Kate: Gabe Hilfer, our music supervisor, said, “Oh, I know Albert Hammond Jr. Do you want me to ask him if he’s interested in writing some music for your show?” We were like, “Come on, buddy. You can give that a try, but we highly doubt it.” Lo and behold, we got connected to him, he came in, and wrote two incredible songs for The Black Rabbits. Jude sings on those tracks as himself. Albert kind of coached Jude through a couple of studio sessions singing.
Zach: Jason and Jude both brought in a lot of their own musical tastes and references. There’s a lot of ’90s rock that seeped in. Meet Me in the Bathroom, that book and documentary that chronicles the return of a New York indie rock scene, was influential in thinking about the world that Jake and Vince came out of.

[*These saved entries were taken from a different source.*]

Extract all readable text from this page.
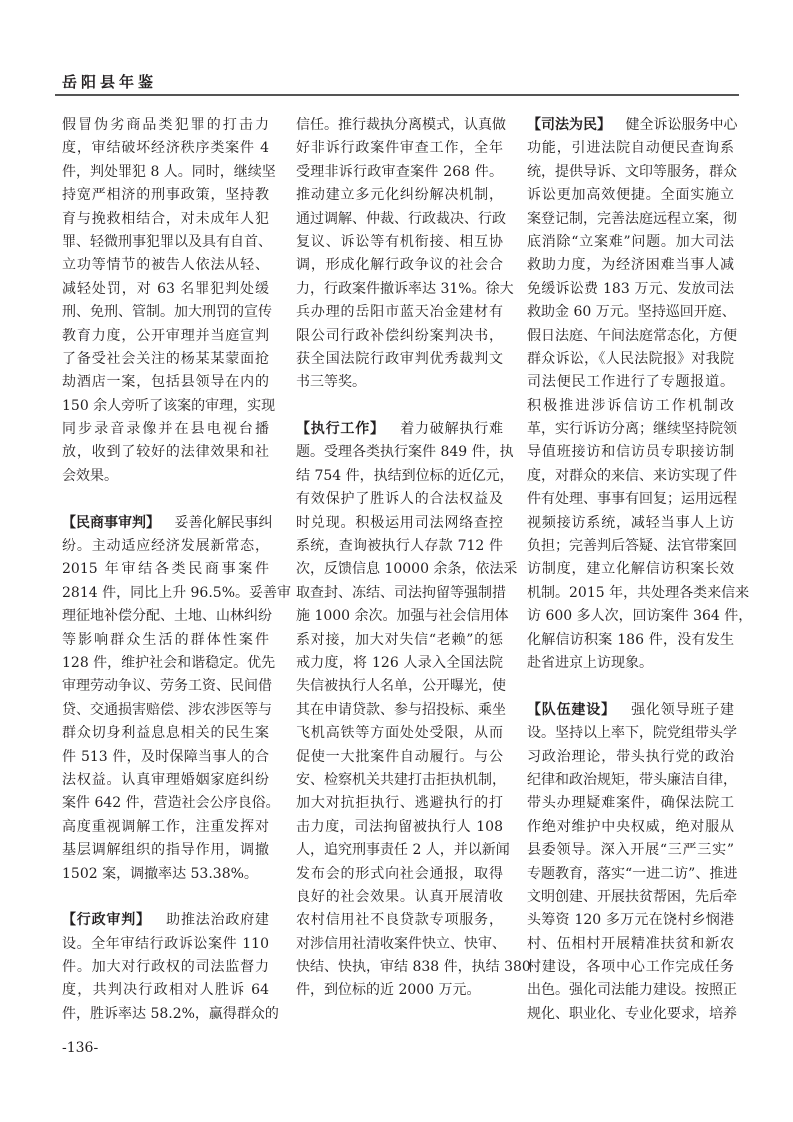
岳阳县年鉴
假冒伪劣商品类犯罪的打击力
度，审结破坏经济秩序类案件 4
件，判处罪犯 8 人。同时，继续坚
持宽严相济的刑事政策，坚持教
育与挽救相结合，对未成年人犯
罪、轻微刑事犯罪以及具有自首、
立功等情节的被告人依法从轻、
减轻处罚，对 63 名罪犯判处缓
刑、免刑、管制。加大刑罚的宣传
教育力度，公开审理并当庭宣判
了备受社会关注的杨某某蒙面抢
劫酒店一案，包括县领导在内的
150 余人旁听了该案的审理，实现
同步录音录像并在县电视台播
放，收到了较好的法律效果和社
会效果。
【民商事审判】 妥善化解民事纠
纷。主动适应经济发展新常态，
2015 年审结各类民商事案件
2814 件，同比上升 96.5%。妥善审
理征地补偿分配、土地、山林纠纷
等影响群众生活的群体性案件
128 件，维护社会和谐稳定。优先
审理劳动争议、劳务工资、民间借
贷、交通损害赔偿、涉农涉医等与
群众切身利益息息相关的民生案
件 513 件，及时保障当事人的合
法权益。认真审理婚姻家庭纠纷
案件 642 件，营造社会公序良俗。
高度重视调解工作，注重发挥对
基层调解组织的指导作用，调撤
1502 案，调撤率达 53.38%。
【行政审判】 助推法治政府建
设。全年审结行政诉讼案件 110
件。加大对行政权的司法监督力
度，共判决行政相对人胜诉 64
件，胜诉率达 58.2%，赢得群众的
信任。推行裁执分离模式，认真做
好非诉行政案件审查工作，全年
受理非诉行政审查案件 268 件。
推动建立多元化纠纷解决机制，
通过调解、仲裁、行政裁决、行政
复议、诉讼等有机衔接、相互协
调，形成化解行政争议的社会合
力，行政案件撤诉率达 31%。徐大
兵办理的岳阳市蓝天冶金建材有
限公司行政补偿纠纷案判决书，
获全国法院行政审判优秀裁判文
书三等奖。
【执行工作】 着力破解执行难
题。受理各类执行案件 849 件，执
结 754 件，执结到位标的近亿元，
有效保护了胜诉人的合法权益及
时兑现。积极运用司法网络查控
系统，查询被执行人存款 712 件
次，反馈信息 10000 余条，依法采
取查封、冻结、司法拘留等强制措
施 1000 余次。加强与社会信用体
系对接，加大对失信“老赖”的惩
戒力度，将 126 人录入全国法院
失信被执行人名单，公开曝光，使
其在申请贷款、参与招投标、乘坐
飞机高铁等方面处处受限，从而
促使一大批案件自动履行。与公
安、检察机关共建打击拒执机制，
加大对抗拒执行、逃避执行的打
击力度，司法拘留被执行人 108
人，追究刑事责任 2 人，并以新闻
发布会的形式向社会通报，取得
良好的社会效果。认真开展清收
农村信用社不良贷款专项服务，
对涉信用社清收案件快立、快审、
快结、快执，审结 838 件，执结 380
件，到位标的近 2000 万元。
【司法为民】 健全诉讼服务中心
功能，引进法院自动便民查询系
统，提供导诉、文印等服务，群众
诉讼更加高效便捷。全面实施立
案登记制，完善法庭远程立案，彻
底消除“立案难”问题。加大司法
救助力度，为经济困难当事人减
免缓诉讼费 183 万元、发放司法
救助金 60 万元。坚持巡回开庭、
假日法庭、午间法庭常态化，方便
群众诉讼，《人民法院报》对我院
司法便民工作进行了专题报道。
积极推进涉诉信访工作机制改
革，实行诉访分离；继续坚持院领
导值班接访和信访员专职接访制
度，对群众的来信、来访实现了件
件有处理、事事有回复；运用远程
视频接访系统，减轻当事人上访
负担；完善判后答疑、法官带案回
访制度，建立化解信访积案长效
机制。2015 年，共处理各类来信来
访 600 多人次，回访案件 364 件，
化解信访积案 186 件，没有发生
赴省进京上访现象。
【队伍建设】 强化领导班子建
设。坚持以上率下，院党组带头学
习政治理论，带头执行党的政治
纪律和政治规矩，带头廉洁自律，
带头办理疑难案件，确保法院工
作绝对维护中央权威，绝对服从
县委领导。深入开展“三严三实”
专题教育，落实“一进二访”、推进
文明创建、开展扶贫帮困，先后牵
头筹资 120 多万元在饶村乡悯港
村、伍相村开展精准扶贫和新农
村建设，各项中心工作完成任务
出色。强化司法能力建设。按照正
规化、职业化、专业化要求，培养
-136-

So much of their conflict comes from miscommunication. For brothers, it’s spot on. When writing Jake and Vince, what were you looking to explore between the lines in their relationship?
Zach: The thing is that these two guys know each other more than anyone else in the world. Jake, in particular, can try to put on this face that he’s got his shit together and doesn’t have the same questionable decision-making skills that Vince does. Vince immediately walks in and calls bullshit. You can present one face to the world, but when you’re with your family, those fabrications can be called out immediately. I think that all happens without any words.
Sometimes you write things overtly to make sure that everyone working on the project understands the intention. And then, in the best-case scenario, you have collaborators who help whittle those things away. You can get to a point where a line in the script can get removed, and then it just becomes an interaction between two great actors. That was a luxury we had with Jude, Jason, and everyone involved in our cast. They all wanted to go with a “less is more” approach.
Kate, especially with Jake, what did you find most satisfying about writing the unraveling of that character and seeing him further deepen with Jude’s performance?
Kate: Seeing Jason and Jude inhabit the characters deeply influenced us. We were continually rewriting, touching up, and polishing as we got to work with them more and know them as their characters throughout the shoot. For Jake, I loved watching Jude kind of titrate how much he was going to give. He has this exhausting arc of going from a somewhat put-together person to someone who completely loses it, taken down to the lowest of lows.
Jake’s charm and good looks often create danger or save him. No matter how low he goes, he is still very watchable, though. Was that tricky?
Kate: It was tricky all along because these guys do pretty horrible and questionable things. There was some scene we were shooting, and someone said, “Jake’s an asshole.” I remember Jude hearing someone say that and being offended: “Jake’s not an asshole. Why does everyone hate Jake so much? He’s got so much going on.” Which we felt too — we really felt for his struggles.
Obviously, he made bad decisions, but there’s humanity in him, too. Jude brought humanity to someone who makes a ton of bad decisions. You’re with him for so much of it.
Black Rabbit. Jude Law as Jake in episode 104 of Black Rabbit. Cr. Courtesy of Netflix © 2025
What are your hopes for the future of Black Rabbit?
Zach: We love the show and the world and the characters so much. We just hope people get a chance to watch it, that it connects with them, and that they find it as thrilling and emotional and heartbreaking as we do. And then, I think there’s a lot more to explore, potentially, in that world.
Kate: We kind of wrote it as a closed-ended story, but there are so many other relationships and characters that we love. Who knows — who knows what will happen?
This interview has been edited for brevity and clarity.